Personalizing Speech Start Point and End Point Detection in ASR Systems from Speaker Embeddings

Published

IEEE Spoken Language Technology Workshop (SLT)

Date

2021.01.19

Research Areas

Abstract

Start Point Detection (SPD) and End Point Detection (EPD) in Automatic Speech Recognition (ASR) systems are the tasks of detecting the time at which the user starts speaking and stops speaking respectively. They are crucial problems in ASR as inaccurate detection of SPD and/or EPD leads to poor ASR performance and bad user experience. The main challenge involved in SPD and EPD is accurate detection in noisy environments, especially when speech noise is significant in the background. The current approaches tend to fail to distinguish between the speech of the real user and speech in the background. In this work, we aim to improve SPD and EPD in a multi-speaker environment. We propose a novel approach that personalizes SPD and EPD to a desired user and helps improve ASR quality and latency.

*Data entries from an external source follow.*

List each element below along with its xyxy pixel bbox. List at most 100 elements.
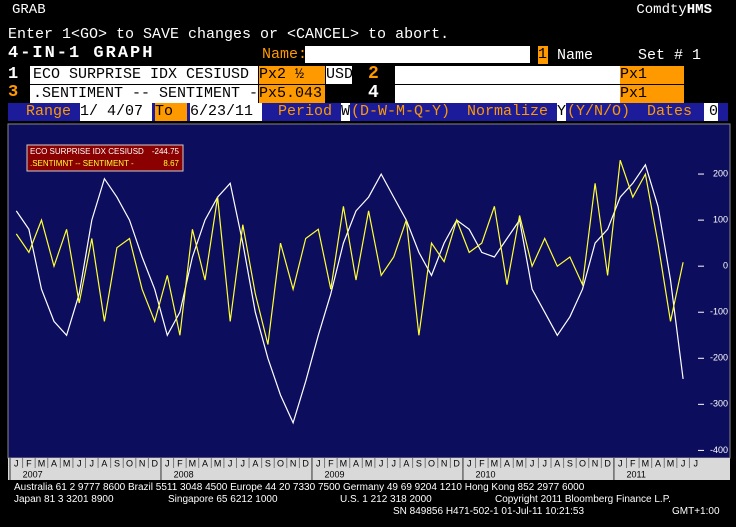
x-tick-label: O	[277, 458, 284, 468]
currency[interactable]: USD	[326, 66, 354, 84]
price-field[interactable]: Px1	[620, 85, 684, 103]
y-tick-label: -200	[710, 353, 728, 363]
y-tick-label: 0	[723, 261, 728, 271]
footer-singapore: Singapore 65 6212 1000	[168, 494, 278, 505]
security[interactable]: ECO SURPRISE IDX CESIUSD	[33, 66, 250, 83]
x-tick-label: J	[542, 458, 547, 468]
year-label: 2010	[476, 469, 496, 479]
name-number[interactable]: 1	[538, 46, 548, 64]
normalize-options: (Y/N/O)	[567, 103, 631, 120]
x-tick-label: J	[165, 458, 170, 468]
range-from[interactable]: 1/ 4/07	[80, 103, 152, 121]
x-tick-label: A	[504, 458, 510, 468]
x-tick-label: N	[290, 458, 297, 468]
screen-title: GRAB	[12, 2, 46, 18]
dates-value[interactable]: 0	[704, 103, 718, 121]
price-field[interactable]: Px5.043	[259, 85, 325, 103]
x-tick-label: J	[90, 458, 95, 468]
x-tick-label: J	[391, 458, 396, 468]
x-tick-label: A	[101, 458, 107, 468]
security-box[interactable]	[395, 66, 620, 84]
date-axis-band	[8, 458, 730, 480]
x-tick-label: F	[26, 458, 32, 468]
y-tick-label: -100	[710, 307, 728, 317]
name-input[interactable]	[305, 46, 530, 63]
x-tick-label: J	[693, 458, 698, 468]
x-tick-label: M	[667, 458, 675, 468]
x-tick-label: J	[241, 458, 246, 468]
x-tick-label: M	[491, 458, 499, 468]
x-tick-label: D	[302, 458, 309, 468]
x-tick-label: S	[265, 458, 271, 468]
x-tick-label: J	[77, 458, 82, 468]
x-tick-label: F	[328, 458, 334, 468]
x-tick-label: N	[592, 458, 599, 468]
x-tick-label: O	[428, 458, 435, 468]
price-field[interactable]: Px1	[620, 66, 684, 84]
x-tick-label: O	[579, 458, 586, 468]
x-tick-label: J	[228, 458, 233, 468]
graph-title: 4-IN-1 GRAPH	[8, 44, 155, 63]
y-tick-label: 200	[713, 168, 728, 178]
period-options: (D-W-M-Q-Y)	[351, 103, 451, 120]
legend-box	[26, 144, 184, 172]
x-tick-label: J	[530, 458, 535, 468]
x-tick-label: M	[63, 458, 71, 468]
x-tick-label: O	[126, 458, 133, 468]
period-value[interactable]: W	[341, 103, 351, 121]
name-label: Name:	[262, 46, 308, 63]
x-tick-label: J	[618, 458, 623, 468]
footer-copyright: Copyright 2011 Bloomberg Finance L.P.	[495, 494, 671, 505]
legend-value: -244.75	[152, 147, 180, 156]
row-number: 2	[368, 64, 379, 84]
footer-sn: SN 849856 H471-502-1 01-Jul-11 10:21:53	[393, 506, 585, 517]
range-to[interactable]: 6/23/11	[190, 103, 262, 121]
footer-line: Australia 61 2 9777 8600 Brazil 5511 304…	[14, 482, 585, 493]
normalize-value[interactable]: Y	[557, 103, 567, 121]
x-tick-label: J	[379, 458, 384, 468]
legend-label: ECO SURPRISE IDX CESIUSD	[30, 147, 144, 156]
x-tick-label: M	[642, 458, 650, 468]
set-label: Set # 1	[638, 47, 702, 64]
price-field[interactable]: Px2 ½	[259, 66, 325, 84]
range-label: Range	[26, 103, 72, 120]
plot-panel	[7, 123, 731, 459]
x-tick-label: D	[151, 458, 158, 468]
dates-label: Dates	[647, 103, 693, 120]
x-tick-label: F	[630, 458, 636, 468]
year-label: 2008	[174, 469, 194, 479]
security-box[interactable]	[30, 66, 258, 84]
normalize-label: Normalize	[467, 103, 549, 120]
x-tick-label: M	[189, 458, 197, 468]
y-tick-label: -400	[710, 445, 728, 455]
x-tick-label: M	[38, 458, 46, 468]
x-tick-label: A	[403, 458, 409, 468]
x-tick-label: S	[416, 458, 422, 468]
security-box[interactable]	[395, 85, 620, 103]
x-tick-label: F	[479, 458, 485, 468]
footer-gmt: GMT+1:00	[672, 506, 720, 517]
series-line	[15, 160, 684, 345]
brand-prefix: Comdty	[636, 2, 687, 18]
series-line	[15, 163, 684, 425]
brand: ComdtyHMS	[636, 1, 712, 19]
legend-label: .SENTIMNT -- SENTIMENT -	[30, 159, 134, 168]
x-tick-label: J	[467, 458, 472, 468]
year-label: 2009	[325, 469, 345, 479]
x-tick-label: A	[51, 458, 57, 468]
row-number: 1	[8, 65, 19, 84]
name-word: Name	[557, 47, 594, 64]
x-tick-label: N	[139, 458, 146, 468]
x-tick-label: S	[567, 458, 573, 468]
period-label: Period	[278, 103, 333, 120]
prompt: Enter 1<GO> to SAVE changes or <CANCEL> …	[8, 26, 450, 43]
security-box[interactable]	[30, 85, 258, 103]
range-to-label: To	[155, 103, 187, 121]
security[interactable]: .SENTIMENT -- SENTIMENT -	[33, 85, 259, 102]
x-tick-label: M	[365, 458, 373, 468]
y-tick-label: 100	[713, 214, 728, 224]
year-label: 2007	[23, 469, 43, 479]
x-tick-label: F	[177, 458, 183, 468]
legend-value: 8.67	[163, 159, 179, 168]
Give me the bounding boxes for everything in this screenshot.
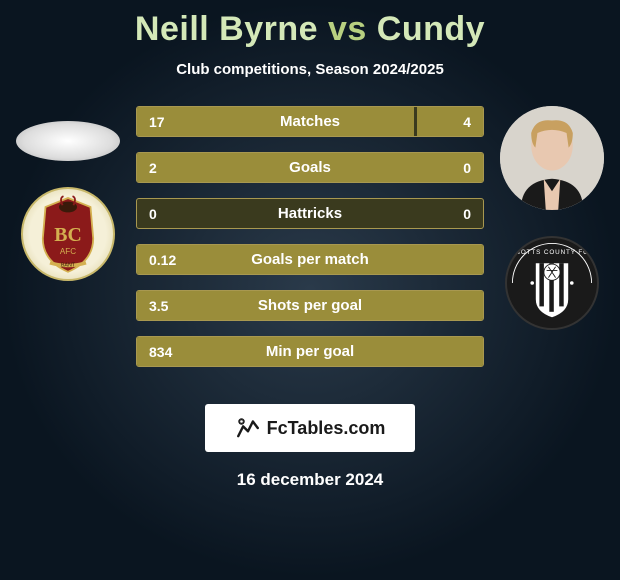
bradford-badge-icon: BC AFC BANT <box>23 189 113 279</box>
stat-row: 17Matches4 <box>136 106 484 137</box>
stat-label: Goals <box>137 153 483 182</box>
stat-label: Hattricks <box>137 199 483 228</box>
svg-text:NOTTS COUNTY FC: NOTTS COUNTY FC <box>515 249 588 256</box>
stat-row: 3.5Shots per goal <box>136 290 484 321</box>
player1-club-badge: BC AFC BANT <box>21 187 115 281</box>
stat-label: Matches <box>137 107 483 136</box>
svg-text:BC: BC <box>54 224 81 246</box>
stat-label: Shots per goal <box>137 291 483 320</box>
date-text: 16 december 2024 <box>0 470 620 490</box>
subtitle: Club competitions, Season 2024/2025 <box>0 61 620 78</box>
comparison-title: Neill Byrne vs Cundy <box>0 0 620 49</box>
player2-photo <box>500 106 604 210</box>
player1-photo <box>16 121 120 161</box>
fctables-text: FcTables.com <box>267 418 386 439</box>
stat-row: 834Min per goal <box>136 336 484 367</box>
svg-text:AFC: AFC <box>60 247 76 256</box>
fctables-logo[interactable]: FcTables.com <box>205 404 415 452</box>
stats-list: 17Matches42Goals00Hattricks00.12Goals pe… <box>136 106 484 367</box>
stat-label: Min per goal <box>137 337 483 366</box>
player1-name: Neill Byrne <box>135 10 318 48</box>
player1-column: BC AFC BANT <box>8 106 128 281</box>
stat-value-right: 0 <box>463 153 471 182</box>
player2-column: NOTTS COUNTY FC <box>492 106 612 330</box>
comparison-content: BC AFC BANT NOTTS COUNTY FC <box>0 106 620 386</box>
stat-value-right: 0 <box>463 199 471 228</box>
stat-row: 2Goals0 <box>136 152 484 183</box>
player2-club-badge: NOTTS COUNTY FC <box>505 236 599 330</box>
vs-text: vs <box>328 10 367 48</box>
stat-value-right: 4 <box>463 107 471 136</box>
fctables-icon <box>235 415 261 441</box>
svg-text:BANT: BANT <box>61 262 76 268</box>
stat-label: Goals per match <box>137 245 483 274</box>
player2-name: Cundy <box>377 10 485 48</box>
notts-county-badge-icon: NOTTS COUNTY FC <box>507 238 597 328</box>
stat-row: 0.12Goals per match <box>136 244 484 275</box>
stat-row: 0Hattricks0 <box>136 198 484 229</box>
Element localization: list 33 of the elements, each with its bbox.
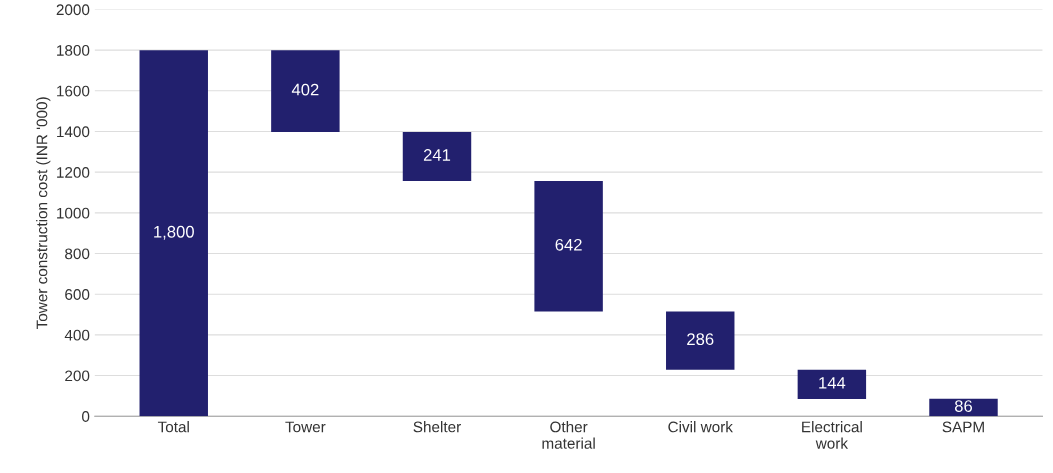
x-tick-label: Tower (285, 421, 326, 433)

We combine user-specific information (i-vectors) with traditional speech features (log-mel) and build a Convolutional, Long Short-Term Memory, Deep Neural Network (CLDNN) model to achieve personalized SPD and EPD. The proposed approach achieves a relative improvement of 46.53% and 11.31% in SPD accuracy, and 27.87% and 5.31% in EPD accuracy at SNR 0 and 5 dB respectively over the standard non-personalized models.